New banking reforms reflect a balance of interests, says minister
Speaking at the conference, Keller-Sutter said that her plan struck the right balance: “We want a leading financial centre, but on the other hand, measures must be taken to ensure that it is as safe as possible - so that we do not run the risk that taxpayers will ultimately have to bear the risk of entrepreneurial failure.”
Regarding Emotti’s bonus, the minister said that the sum reflected “a disconnect between the economy and the population…It concerns me – not only at UBS but also at other companies. Here again, remuneration is being paid that exceeds the imagination of every normal citizen.”

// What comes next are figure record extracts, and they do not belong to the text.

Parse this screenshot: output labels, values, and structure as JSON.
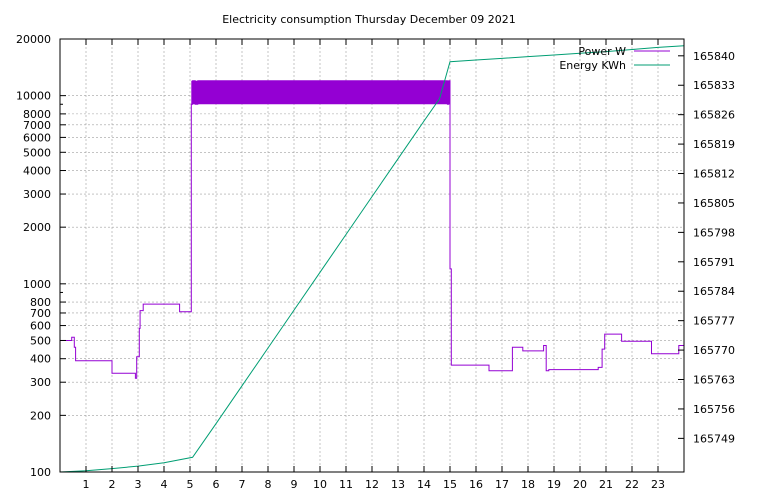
{
  "chart_data": {
    "type": "line",
    "title": "Electricity consumption Thursday December 09 2021",
    "x": {
      "range": [
        0,
        24
      ],
      "ticks": [
        1,
        2,
        3,
        4,
        5,
        6,
        7,
        8,
        9,
        10,
        11,
        12,
        13,
        14,
        15,
        16,
        17,
        18,
        19,
        20,
        21,
        22,
        23
      ],
      "tick_labels": [
        "1",
        "2",
        "3",
        "4",
        "5",
        "6",
        "7",
        "8",
        "9",
        "10",
        "11",
        "12",
        "13",
        "14",
        "15",
        "16",
        "17",
        "18",
        "19",
        "20",
        "21",
        "22",
        "23"
      ]
    },
    "y_left": {
      "scale": "log",
      "range": [
        100,
        20000
      ],
      "ticks": [
        100,
        200,
        300,
        400,
        500,
        600,
        700,
        800,
        1000,
        2000,
        3000,
        4000,
        5000,
        6000,
        7000,
        8000,
        10000,
        20000
      ],
      "tick_labels": [
        "100",
        "200",
        "300",
        "400",
        "500",
        "600",
        "700",
        "800",
        "1000",
        "2000",
        "3000",
        "4000",
        "5000",
        "6000",
        "7000",
        "8000",
        "10000",
        "20000"
      ]
    },
    "y_right": {
      "scale": "linear",
      "range": [
        165741,
        165844
      ],
      "ticks": [
        165749,
        165756,
        165763,
        165770,
        165777,
        165784,
        165791,
        165798,
        165805,
        165812,
        165819,
        165826,
        165833,
        165840
      ],
      "tick_labels": [
        "165749",
        "165756",
        "165763",
        "165770",
        "165777",
        "165784",
        "165791",
        "165798",
        "165805",
        "165812",
        "165819",
        "165826",
        "165833",
        "165840"
      ]
    },
    "grid": true,
    "legend_position": "top-right",
    "series": [
      {
        "name": "Power W",
        "color": "#9400d3",
        "axis": "left",
        "points": [
          [
            0,
            500
          ],
          [
            0.45,
            500
          ],
          [
            0.45,
            520
          ],
          [
            0.55,
            520
          ],
          [
            0.55,
            460
          ],
          [
            0.6,
            460
          ],
          [
            0.6,
            390
          ],
          [
            2.0,
            390
          ],
          [
            2.0,
            335
          ],
          [
            2.9,
            335
          ],
          [
            2.9,
            315
          ],
          [
            2.95,
            315
          ],
          [
            2.95,
            410
          ],
          [
            3.05,
            410
          ],
          [
            3.05,
            580
          ],
          [
            3.08,
            580
          ],
          [
            3.08,
            720
          ],
          [
            3.2,
            720
          ],
          [
            3.2,
            780
          ],
          [
            4.6,
            780
          ],
          [
            4.6,
            710
          ],
          [
            5.05,
            710
          ],
          [
            5.05,
            9000
          ],
          [
            5.1,
            9000
          ],
          [
            5.1,
            12000
          ],
          [
            5.2,
            12000
          ],
          [
            5.2,
            9000
          ],
          [
            5.3,
            9000
          ],
          [
            5.3,
            12000
          ],
          [
            14.9,
            12000
          ],
          [
            14.9,
            9000
          ],
          [
            14.95,
            9000
          ],
          [
            14.95,
            12000
          ],
          [
            15.0,
            12000
          ],
          [
            15.0,
            1200
          ],
          [
            15.05,
            1200
          ],
          [
            15.05,
            370
          ],
          [
            16.5,
            370
          ],
          [
            16.5,
            345
          ],
          [
            17.4,
            345
          ],
          [
            17.4,
            460
          ],
          [
            17.8,
            460
          ],
          [
            17.8,
            440
          ],
          [
            18.6,
            440
          ],
          [
            18.6,
            470
          ],
          [
            18.7,
            470
          ],
          [
            18.7,
            345
          ],
          [
            18.8,
            345
          ],
          [
            18.8,
            350
          ],
          [
            20.7,
            350
          ],
          [
            20.7,
            360
          ],
          [
            20.85,
            360
          ],
          [
            20.85,
            450
          ],
          [
            20.95,
            450
          ],
          [
            20.95,
            540
          ],
          [
            21.6,
            540
          ],
          [
            21.6,
            495
          ],
          [
            22.75,
            495
          ],
          [
            22.75,
            425
          ],
          [
            23.8,
            425
          ],
          [
            23.8,
            470
          ],
          [
            24,
            470
          ]
        ],
        "band": {
          "x_start": 5.05,
          "x_end": 15.0,
          "y_low": 9000,
          "y_high": 12000
        }
      },
      {
        "name": "Energy KWh",
        "color": "#009e73",
        "axis": "right",
        "points": [
          [
            0,
            165741
          ],
          [
            1,
            165741.3
          ],
          [
            2,
            165741.8
          ],
          [
            3,
            165742.4
          ],
          [
            4,
            165743.2
          ],
          [
            5.1,
            165744.5
          ],
          [
            6,
            165752.5
          ],
          [
            7,
            165761.5
          ],
          [
            8,
            165770.5
          ],
          [
            9,
            165779.5
          ],
          [
            10,
            165788.5
          ],
          [
            11,
            165797.5
          ],
          [
            12,
            165806.5
          ],
          [
            13,
            165815.5
          ],
          [
            14,
            165824.5
          ],
          [
            14.6,
            165829.8
          ],
          [
            15.0,
            165838.6
          ],
          [
            16,
            165839
          ],
          [
            17,
            165839.4
          ],
          [
            18,
            165839.8
          ],
          [
            19,
            165840.2
          ],
          [
            20,
            165840.6
          ],
          [
            21,
            165841
          ],
          [
            22,
            165841.5
          ],
          [
            23,
            165842
          ],
          [
            24,
            165842.4
          ]
        ]
      }
    ]
  }
}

Federal Council banking plan met with mixed response
Needless to say, the new banking rules have been met with a mixed response within parliament. Green Liberal Party State Councillor Tiana Moser praised the rules, telling 20 Minuten that “stricter rules for managers are essential. Millions in salaries without personal responsibility for failure are indecent.”
Keller-Sutter’s party, FDP. The Liberals, were more cautious, writing in a statement that they would examine the proposals in detail before supporting them. While they were happy that action was being taken against mismanagement, their "experience" shows “that after crises there is a tendency towards over-regulation.”
SP argues plan does not go far enough
Others were more stringent in their opposition, with Social Democratic Party co-president Cédric Wermuth telling reporters that “the measures proposed by the Federal Council are not enough to effectively regulate the banking sector.” He argued that the system fails in its reform as it would still require the government and taxpayers to bail out the banks in times of crisis.
“It seems as if the new megabank UBS has a lobbyist in the Federal Council in Karin Keller-Sutter,” Wermuth concluded, confirming that his party would be opposing the majority of the plan in parliament. For their part, a UBS spokesperson told the AWP news agency that it did not wish to comment on the plans.